- Born: 6 May 1975 (age 51) Vienna, Austria
- Occupation: Former racing driver
- Years active: 1992–2001

International Formula 3000
- Years active: 1992–2001
- Teams: RSM Marko; Pacific Racing; Coloni Motorsport;
- Best finish: 7th in 1997

Previous series
- 1992; 1993; 1994–1995; 1996–1998; 2001;: German Formula Three Championship; German Formula Ford Championship; EFDA Formula Ford 1600 Championship; Formula Ford 1800 Germany; FIA GT Championship;

Championship titles
- 1997: Bologna Motorshow F3000 Sprint

= Oliver Tichy =

Austrian racing driver

Oliver Tichy (born 6 May 1975) is an Austrian former racing driver from Vienna.

After a successful youth karting career, Tichy moved to the German Formula Ford championship in 1992 and to the EFDA Formula Ford 1600 Championship in 1993 where he finished fifth. In 1993, he also raced in Formula Ford 1800 Germany, winning three times. In 1994, he made his professional debut in the German Formula Three Championship, however, he only scored five points and finished 24th in the championship. In 1995, he stayed in German F3 but switched from Volkswagen to Opel and improved to 11th in points.

He moved up to International Formula 3000 in 1996 with the RSM Marko team and finished tenth in points, finishing on the podium in third at the season finale at Hockenheimring. Tichy returned to the series in 1997 with Pacific Racing.
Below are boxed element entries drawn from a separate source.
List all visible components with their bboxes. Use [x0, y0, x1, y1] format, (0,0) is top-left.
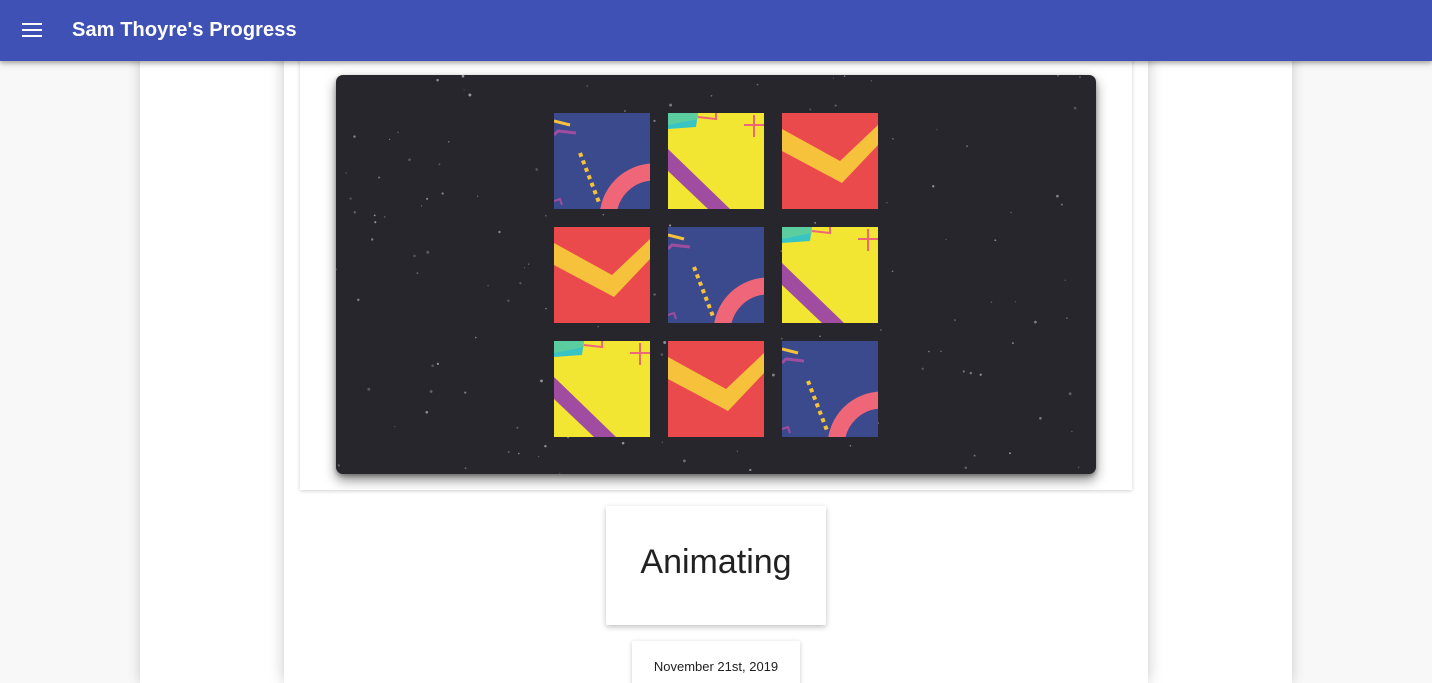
- tile-blue-arc: [782, 341, 878, 437]
- tile-yellow-stripe: [668, 113, 764, 209]
- tile-yellow-stripe: [554, 341, 650, 437]
- post-title: Animating: [640, 543, 792, 581]
- tile-red-chevron: [668, 341, 764, 437]
- tile-yellow-stripe: [782, 227, 878, 323]
- tile-blue-arc: [554, 113, 650, 209]
- post-date: November 21st, 2019: [653, 659, 779, 674]
- artwork-canvas[interactable]: [336, 75, 1096, 474]
- tile-red-chevron: [782, 113, 878, 209]
- post-title-card: Animating: [606, 506, 826, 625]
- app-bar: Sam Thoyre's Progress: [0, 0, 1432, 61]
- post-date-card: November 21st, 2019: [632, 641, 800, 683]
- menu-icon: [22, 23, 42, 37]
- tile-red-chevron: [554, 227, 650, 323]
- tile-blue-arc: [668, 227, 764, 323]
- menu-button[interactable]: [16, 14, 48, 46]
- app-title: Sam Thoyre's Progress: [72, 19, 297, 41]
He finished a career-best second at the Helsinki Thunder round but left the team after eight races.

He returned to the series with the Coloni Motorsport team for the season finale at Circuito de Jerez and delivered by again finishing in second place on the podium. He finished seventh in the championship despite missing a race. He was away from racing after that until midway through the 1998 season when he returned to the Coloni team. He failed to score points in any of his races with Coloni in 1998.

Tichy's final professional race appearance came in 2001 when he appeared in a single race in the FIA GT Championship.